Torino, 25 febbraio 1891.

 

Domenico N.

 

PS. - Se la S. V. Rev. crede bene di pubblicare questa mia, Le do ampia facoltà anche di ritoccarla, purchè non si scambi il senso essendo questa la pura verità. Rispettosamente Le bacio la mano, caro Don Rua, intendendo con questo bacio di baciare quella del nostro amato D. Bosco.

 

Ma da questo sogno D. Bosco aveva certamente ricevuto eziandio lume per poter giudicare le vocazioni allo stato religioso o ecclesiastico, le attitudine degli uni e degli altri nel fare in vario modo il bene. Aveva visti que' coraggiosi che affrontavano l'elefante e i suoi partigiani per salvare i compagni e strappar loro i feriti per portarli sotto il manto della Madonna. Egli perciò continuava ad accogliere le domande di quelli fra costoro, che desideravano far parte della Pia Società, oppure ad ammetterli, essendo già ascritti, a pronunciare i voti triennali. E per loro sarà in eterno titolo onorifico la scelta che ne fece D. Bosco. Una parte di questi non pronunciò i voti o compiuta la triennale promessa, uscì dall'Oratorio; ma è un fatto che questi perseverarono quasi tutti nella, loro missione di salvare ed istruire la gioventù o come preti in diocesi o come professori secolari nelle regie scuole.

I loro nomi stanno nei tre seguenti verbali del Capitolo Salesiano.

Li 12 gennaio 1863 il Capitolo della Società di S. Francesco di Sales, premessa la solita preghiera, fece l'accettazione formale dei seguenti individui proposti dal Sig. D. Bosco Rettore: Lagorio Giovanni, Finino Gio. Battista, Bongiovanni Domenico, Chicco Stefano, Nasi Gio. Battista, Alessio Felice, Cuffia Francesco, Delù Luigi, Ravetti Giovanni, Pellegrini Giovanni, Ricchiardi Chiaffredo.

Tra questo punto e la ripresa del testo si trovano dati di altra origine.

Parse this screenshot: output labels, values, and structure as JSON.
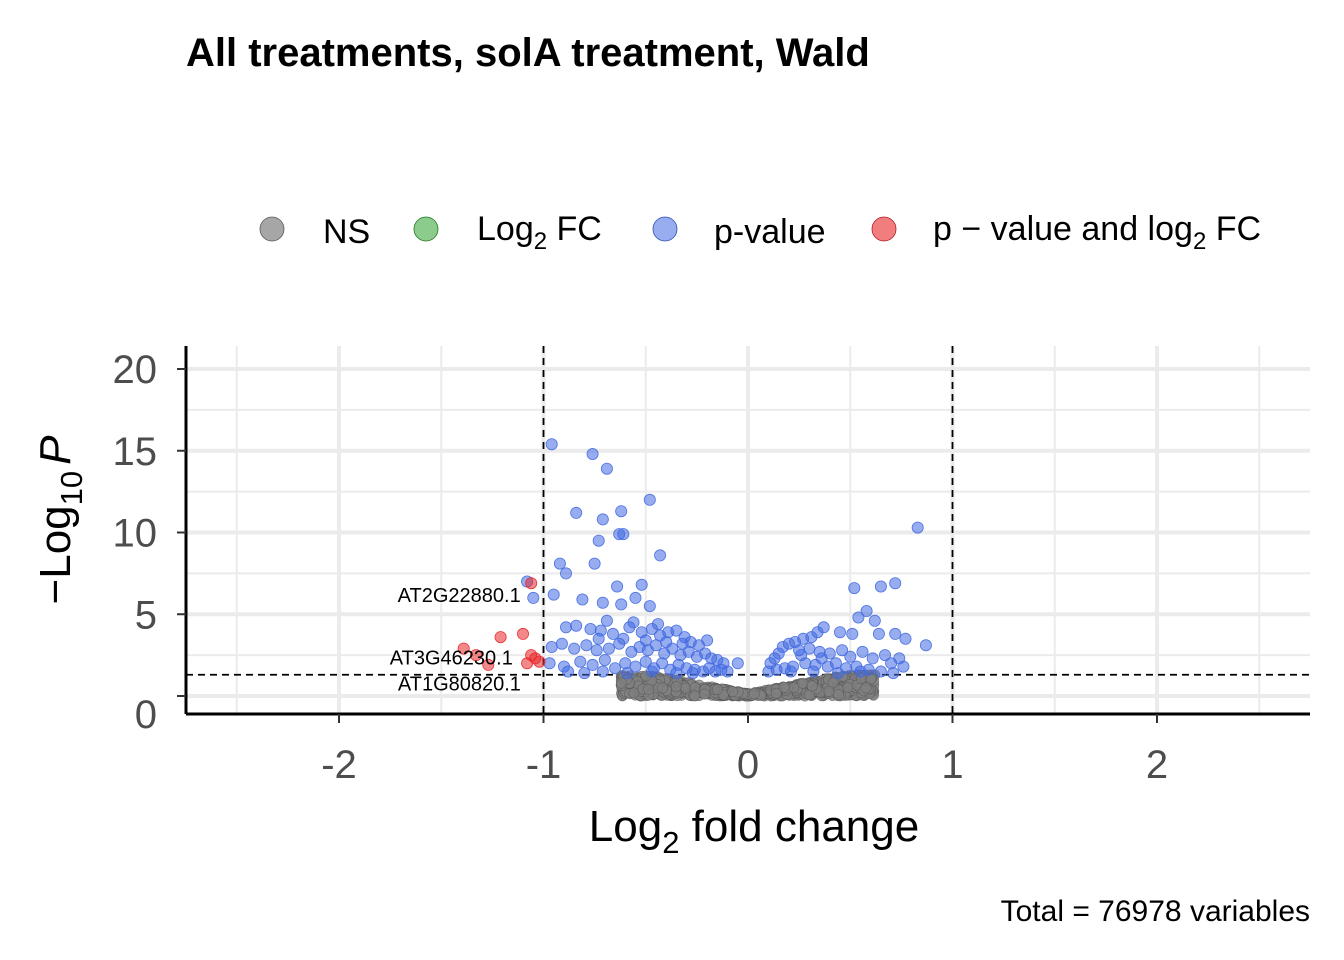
{
  "chart_data": {
    "type": "scatter",
    "title": "All treatments, solA treatment, Wald",
    "xlabel_base": "Log",
    "xlabel_sub": "2",
    "xlabel_rest": " fold change",
    "ylabel_prefix": "−Log",
    "ylabel_sub": "10",
    "ylabel_var": "P",
    "caption": "Total = 76978 variables",
    "xlim": [
      -2.7,
      2.75
    ],
    "ylim": [
      -0.5,
      21.5
    ],
    "x_ticks": [
      -2,
      -1,
      0,
      1,
      2
    ],
    "x_tick_labels": [
      "-2",
      "-1",
      "0",
      "1",
      "2"
    ],
    "y_ticks": [
      0,
      5,
      10,
      15,
      20
    ],
    "y_tick_labels": [
      "0",
      "5",
      "10",
      "15",
      "20"
    ],
    "fc_cutoff": 1,
    "p_cutoff_log10": 1.3,
    "grid": true,
    "legend_position": "top",
    "legend": [
      {
        "key": "ns",
        "label": "NS",
        "color": "#808080"
      },
      {
        "key": "fc",
        "label_base": "Log",
        "label_sub": "2",
        "label_rest": " FC",
        "color": "#2ca02c"
      },
      {
        "key": "p",
        "label": "p-value",
        "color": "#4169e1"
      },
      {
        "key": "both",
        "label_base": "p − value and log",
        "label_sub": "2",
        "label_rest": " FC",
        "color": "#e8262a"
      }
    ],
    "series": [
      {
        "name": "p-value",
        "points": [
          [
            -0.96,
            15.4
          ],
          [
            -0.76,
            14.8
          ],
          [
            -0.69,
            13.9
          ],
          [
            -0.48,
            12.0
          ],
          [
            -0.84,
            11.2
          ],
          [
            -0.71,
            10.8
          ],
          [
            -0.62,
            11.3
          ],
          [
            -0.63,
            9.9
          ],
          [
            -0.61,
            9.9
          ],
          [
            -0.73,
            9.5
          ],
          [
            -0.43,
            8.6
          ],
          [
            -0.92,
            8.1
          ],
          [
            -0.89,
            7.5
          ],
          [
            -0.75,
            8.1
          ],
          [
            -1.08,
            7.0
          ],
          [
            -0.64,
            6.7
          ],
          [
            -0.52,
            6.8
          ],
          [
            -0.95,
            6.2
          ],
          [
            -1.05,
            6.0
          ],
          [
            -0.81,
            5.9
          ],
          [
            -0.55,
            6.0
          ],
          [
            -0.71,
            5.7
          ],
          [
            -0.62,
            5.6
          ],
          [
            -0.48,
            5.5
          ],
          [
            -0.89,
            4.2
          ],
          [
            -0.84,
            4.3
          ],
          [
            -0.77,
            4.1
          ],
          [
            -0.72,
            4.0
          ],
          [
            -0.66,
            3.8
          ],
          [
            -0.58,
            4.2
          ],
          [
            -0.52,
            3.9
          ],
          [
            -0.47,
            4.1
          ],
          [
            -0.43,
            3.7
          ],
          [
            -0.39,
            3.9
          ],
          [
            -0.35,
            4.0
          ],
          [
            -0.31,
            3.6
          ],
          [
            -0.28,
            3.3
          ],
          [
            -0.24,
            3.1
          ],
          [
            -0.2,
            3.4
          ],
          [
            -0.96,
            3.0
          ],
          [
            -0.91,
            3.2
          ],
          [
            -0.85,
            2.9
          ],
          [
            -0.79,
            3.1
          ],
          [
            -0.74,
            2.8
          ],
          [
            -0.68,
            2.9
          ],
          [
            -0.63,
            3.2
          ],
          [
            -0.57,
            2.7
          ],
          [
            -0.53,
            3.0
          ],
          [
            -0.49,
            2.8
          ],
          [
            -0.45,
            3.1
          ],
          [
            -0.41,
            2.6
          ],
          [
            -0.37,
            2.9
          ],
          [
            -0.33,
            2.5
          ],
          [
            -0.29,
            2.7
          ],
          [
            -0.25,
            2.4
          ],
          [
            -0.21,
            2.6
          ],
          [
            -0.18,
            2.3
          ],
          [
            -0.15,
            2.2
          ],
          [
            -0.12,
            2.0
          ],
          [
            -0.97,
            2.0
          ],
          [
            -0.9,
            1.8
          ],
          [
            -0.82,
            2.1
          ],
          [
            -0.76,
            1.9
          ],
          [
            -0.7,
            2.2
          ],
          [
            -0.65,
            1.7
          ],
          [
            -0.6,
            2.0
          ],
          [
            -0.55,
            1.8
          ],
          [
            -0.5,
            2.1
          ],
          [
            -0.46,
            1.7
          ],
          [
            -0.42,
            2.0
          ],
          [
            -0.38,
            1.6
          ],
          [
            -0.34,
            1.9
          ],
          [
            -0.3,
            1.7
          ],
          [
            -0.26,
            1.6
          ],
          [
            -0.22,
            1.5
          ],
          [
            -0.19,
            1.7
          ],
          [
            -0.16,
            1.5
          ],
          [
            -0.13,
            1.6
          ],
          [
            -0.1,
            1.5
          ],
          [
            -0.05,
            2.0
          ],
          [
            -0.88,
            1.5
          ],
          [
            -0.8,
            1.4
          ],
          [
            -0.71,
            1.5
          ],
          [
            -0.59,
            1.4
          ],
          [
            -0.47,
            1.5
          ],
          [
            -0.35,
            1.4
          ],
          [
            -0.27,
            1.4
          ],
          [
            -0.73,
            3.5
          ],
          [
            -0.61,
            3.5
          ],
          [
            -0.5,
            3.4
          ],
          [
            -0.4,
            3.3
          ],
          [
            -0.32,
            3.2
          ],
          [
            -0.44,
            4.4
          ],
          [
            -0.56,
            4.5
          ],
          [
            -0.69,
            4.6
          ],
          [
            0.83,
            10.3
          ],
          [
            0.72,
            6.9
          ],
          [
            0.65,
            6.7
          ],
          [
            0.52,
            6.6
          ],
          [
            0.58,
            5.2
          ],
          [
            0.54,
            4.8
          ],
          [
            0.62,
            4.6
          ],
          [
            0.87,
            3.1
          ],
          [
            0.77,
            3.5
          ],
          [
            0.72,
            3.8
          ],
          [
            0.64,
            3.8
          ],
          [
            0.51,
            3.8
          ],
          [
            0.45,
            3.9
          ],
          [
            0.37,
            4.2
          ],
          [
            0.34,
            3.9
          ],
          [
            0.31,
            3.6
          ],
          [
            0.27,
            3.5
          ],
          [
            0.23,
            3.3
          ],
          [
            0.2,
            3.2
          ],
          [
            0.17,
            3.0
          ],
          [
            0.15,
            2.6
          ],
          [
            0.13,
            2.3
          ],
          [
            0.11,
            2.0
          ],
          [
            0.25,
            2.8
          ],
          [
            0.3,
            2.9
          ],
          [
            0.35,
            2.7
          ],
          [
            0.4,
            2.6
          ],
          [
            0.46,
            2.8
          ],
          [
            0.5,
            2.4
          ],
          [
            0.56,
            2.7
          ],
          [
            0.61,
            2.3
          ],
          [
            0.67,
            2.5
          ],
          [
            0.7,
            2.0
          ],
          [
            0.74,
            2.3
          ],
          [
            0.76,
            1.8
          ],
          [
            0.59,
            1.6
          ],
          [
            0.53,
            1.8
          ],
          [
            0.48,
            1.7
          ],
          [
            0.43,
            2.0
          ],
          [
            0.39,
            1.8
          ],
          [
            0.33,
            1.9
          ],
          [
            0.28,
            2.0
          ],
          [
            0.22,
            1.8
          ],
          [
            0.18,
            1.7
          ],
          [
            0.14,
            1.6
          ],
          [
            0.1,
            1.5
          ],
          [
            0.21,
            1.5
          ],
          [
            0.32,
            1.5
          ],
          [
            0.44,
            1.4
          ],
          [
            0.55,
            1.5
          ],
          [
            0.65,
            1.5
          ],
          [
            0.71,
            1.4
          ],
          [
            0.36,
            2.3
          ],
          [
            0.26,
            2.5
          ]
        ]
      },
      {
        "name": "p − value and log2 FC",
        "points": [
          [
            -1.06,
            6.9
          ],
          [
            -1.39,
            2.9
          ],
          [
            -1.33,
            2.5
          ],
          [
            -1.21,
            3.6
          ],
          [
            -1.1,
            3.8
          ],
          [
            -1.27,
            1.9
          ],
          [
            -1.08,
            2.0
          ],
          [
            -1.04,
            2.3
          ],
          [
            -1.02,
            2.1
          ],
          [
            -1.06,
            2.5
          ]
        ]
      }
    ],
    "labels": [
      {
        "text": "AT2G22880.1",
        "x": -1.06,
        "y": 6.9
      },
      {
        "text": "AT3G46230.1",
        "x": -1.04,
        "y": 2.3
      },
      {
        "text": "AT1G80820.1",
        "x": -1.02,
        "y": 2.1
      }
    ]
  }
}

Li 18 gennaio 1863 il Sig. D. Bosco Rettore radunò tutti i confratelli della Società di S. Francesco di Sales, per la cerimonia dei voti che emisero cinque confratelli. Il Sig. D. Bosco vestito di cotta invitò i confratelli ad inginocchiarsi ed alternativamente con essi recitò il Veni Creator, a cui tenne dietro l'Oremus dello Spirito Santo, la recita delle Litanie della Beata Vergine; un Pater, Ave, Gloria a S. Francesco di Sales coll'invocazione propria ed Oremus. Dopo questo D. Fusero Bartolomeo, inginocchiato in mezzo ai due professi D. Alasonatti e Don Rua, innanzi ad una immagine della Madonna con due candellieri accesi, pronunziò in presenza del Rettore con voce chiara e distinta la formola dei voti. Quindi scrisse il suo nome nel libro dei Professi.

Lo stesso fece successivamente il Chierico Rovetto Antonio, Mignone Giuseppe, Racca Pietro, Fabre Alessandro, i quali tutti, dopo pronunziata la formola prescritta innanzi al Rettore, scrissero il proprio nome nel libro dei Professi.

Li 8 febbraio 1863 il Capitolo della Società di S. Francesco di Sales, dopo essersi radunato, fatta la solita invocazione allo Spirito Santo, fece, secondo le regole, l'accettazione dei seguenti giovani: Fagnano Giuseppe, Croserio Augusto, Belmonte Domenico, Morielli Giuseppe. Nasi Angelo, Buratto Vincenzo.